Со дня пропажи девочки прошло несколько мучительных дней. Убитый горем отец скверно выглядел. У него опустились плечи, ссутулилась спина, когда-то синие глаза выцвели – все говорило о том, что этого человека постигло большое горе.

В один из дней на мельнице было назначено собрание поставщиков зерна, где решались важные вопросы, и король-мельник хотел взять себя в руки и сосредоточиться перед этим важным мероприятием.

– Доброе утро, ваше величество, – неожиданно услышал он голос местного приходского священника – кюре и хмуро ответил:

– Здравствуйте, отец Доминик.

– Я бы хотел, ваше величество, поговорить с вами.

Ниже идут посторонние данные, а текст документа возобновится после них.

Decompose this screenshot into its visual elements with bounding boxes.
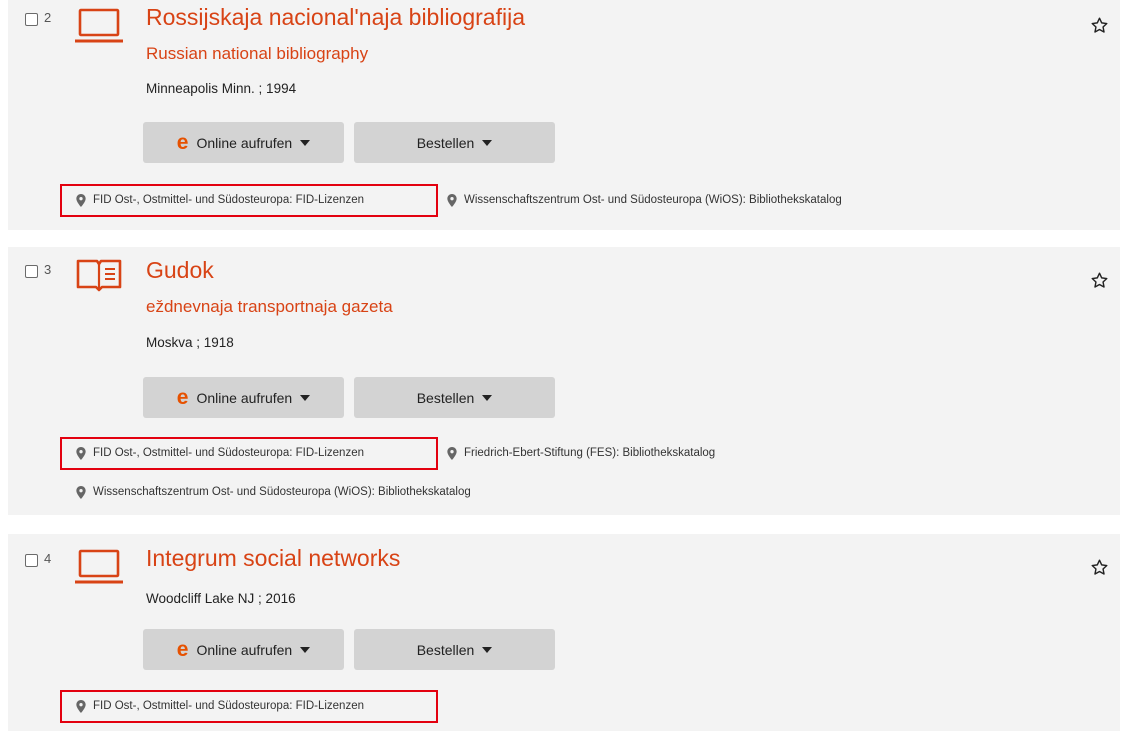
e-resource-icon: e xyxy=(176,131,189,154)
result-number: 4 xyxy=(44,551,52,566)
location-link[interactable]: Friedrich-Ebert-Stiftung (FES): Biblioth… xyxy=(447,443,715,463)
caret-down-icon xyxy=(482,139,493,146)
location-link[interactable]: FID Ost-, Ostmittel- und Südosteuropa: F… xyxy=(76,696,364,716)
publication-info: Woodcliff Lake NJ ; 2016 xyxy=(146,591,296,606)
online-access-label: Online aufrufen xyxy=(196,134,293,151)
map-marker-icon xyxy=(447,193,457,207)
online-access-button[interactable]: e Online aufrufen xyxy=(143,377,344,418)
online-access-label: Online aufrufen xyxy=(196,641,293,658)
caret-down-icon xyxy=(300,646,311,653)
result-title[interactable]: Gudok xyxy=(146,257,214,284)
select-checkbox[interactable] xyxy=(25,554,38,567)
caret-down-icon xyxy=(300,394,311,401)
order-button[interactable]: Bestellen xyxy=(354,122,555,163)
map-marker-icon xyxy=(447,446,457,460)
result-title[interactable]: Integrum social networks xyxy=(146,545,400,572)
order-button[interactable]: Bestellen xyxy=(354,629,555,670)
location-link[interactable]: Wissenschaftszentrum Ost- und Südosteuro… xyxy=(447,190,842,210)
order-label: Bestellen xyxy=(416,641,475,658)
results-list: 2 Rossijskaja nacional'naja bibliografij… xyxy=(0,0,1133,731)
result-item: 4 Integrum social networks Woodcliff Lak… xyxy=(8,534,1120,731)
result-item: 3 Gudok eždnevnaja transportnaja gazeta … xyxy=(8,247,1120,515)
e-resource-icon: e xyxy=(176,638,189,661)
result-item: 2 Rossijskaja nacional'naja bibliografij… xyxy=(8,0,1120,230)
result-subtitle[interactable]: Russian national bibliography xyxy=(146,44,368,64)
result-subtitle[interactable]: eždnevnaja transportnaja gazeta xyxy=(146,297,393,317)
online-access-label: Online aufrufen xyxy=(196,389,293,406)
select-checkbox[interactable] xyxy=(25,265,38,278)
location-label: FID Ost-, Ostmittel- und Südosteuropa: F… xyxy=(93,700,364,712)
laptop-icon xyxy=(75,549,123,584)
location-link[interactable]: Wissenschaftszentrum Ost- und Südosteuro… xyxy=(76,482,471,502)
caret-down-icon xyxy=(482,394,493,401)
e-resource-icon: e xyxy=(176,386,189,409)
location-label: FID Ost-, Ostmittel- und Südosteuropa: F… xyxy=(93,447,364,459)
result-number: 2 xyxy=(44,10,52,25)
location-label: Wissenschaftszentrum Ost- und Südosteuro… xyxy=(464,194,842,206)
laptop-icon xyxy=(75,8,123,43)
map-marker-icon xyxy=(76,193,86,207)
location-label: Friedrich-Ebert-Stiftung (FES): Biblioth… xyxy=(464,447,716,459)
caret-down-icon xyxy=(482,646,493,653)
location-link[interactable]: FID Ost-, Ostmittel- und Südosteuropa: F… xyxy=(76,443,364,463)
map-marker-icon xyxy=(76,446,86,460)
online-access-button[interactable]: e Online aufrufen xyxy=(143,629,344,670)
publication-info: Minneapolis Minn. ; 1994 xyxy=(146,81,297,96)
map-marker-icon xyxy=(76,485,86,499)
order-button[interactable]: Bestellen xyxy=(354,377,555,418)
publication-info: Moskva ; 1918 xyxy=(146,335,234,350)
order-label: Bestellen xyxy=(416,134,475,151)
open-book-icon xyxy=(76,259,122,292)
bookmark-star-icon[interactable] xyxy=(1090,16,1109,35)
select-checkbox[interactable] xyxy=(25,13,38,26)
map-marker-icon xyxy=(76,699,86,713)
bookmark-star-icon[interactable] xyxy=(1090,558,1109,577)
online-access-button[interactable]: e Online aufrufen xyxy=(143,122,344,163)
location-label: Wissenschaftszentrum Ost- und Südosteuro… xyxy=(93,486,471,498)
caret-down-icon xyxy=(300,139,311,146)
bookmark-star-icon[interactable] xyxy=(1090,271,1109,290)
location-link[interactable]: FID Ost-, Ostmittel- und Südosteuropa: F… xyxy=(76,190,364,210)
order-label: Bestellen xyxy=(416,389,475,406)
result-title[interactable]: Rossijskaja nacional'naja bibliografija xyxy=(146,4,525,31)
location-label: FID Ost-, Ostmittel- und Südosteuropa: F… xyxy=(93,194,364,206)
result-number: 3 xyxy=(44,262,52,277)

– Простите, дорогой Доминик, – вздохнул удрученный горем король, – но я не в состоянии разговаривать...

– Дело касается вашей дочери, ваше величество.

Мельник-король поднял глаза и с надеждой взглянул на приходского священника. Надо сказать, что отец Доминик был человеком выдающихся способностей. Кроме того, что он, как и полагается людям его профессии, наставлял людей на путь истинный, отец Доминик занимался еще массой всевозможных вещей. Он разводил фазанов, наблюдал за звездами в телескоп на чердаке своего дома, выводил травами бородавки, а однажды одним взглядом успокоил в бродячем цирке взбесившегося льва. Поговаривали, что этот травовед и душевед знается с нечистой силой, но сан священника покрывал все его, как некоторым казалось, темные делишки.

Отец Доминик выглядел суровым, у него было холодное лицо, внушавшее страх всем прихожанам. Правда, по характеру это был добрый человек. Он жил совсем один, без родных и без прислуги, в домике, стоявшем на отшибе. Когда отец Доминик беседовал с кем-либо из прихожан наедине, казалось, будто взгляд священника проникает в самую душу. Многие молодые люди, что бывали у него, готовясь к причастию, приходили в ужас от его речей. Каждое воскресенье отец Доминик читал проповеди и при этом обычно превосходил самого себя. У слушателей пробегал мороз по коже не только от проповеди, но и от самой манеры чтения. Дети становились серьезными, а старики после проповеди казались похожими на пророков и весь следующий день беспрестанно молились.

Домик отца Доминика стоял над речкой, в густой тени деревьев. Над крышей домика нависали колючие лапы мохнатых елей. С некоторого времени многие люди стали обходить дом кюре стороной, особенно в сумерки. Пожилые люди, завсегдатаи деревенской пивной, при одной только мысли о том, чтобы пройти поздним вечером возле такого дома, приходили в ужас. Это было действительно страшное место, но только потому, что так было нужно отцу Доминику. Он часто прогуливался возле дома в сумерках, и это только закрепляло за ним дурную славу.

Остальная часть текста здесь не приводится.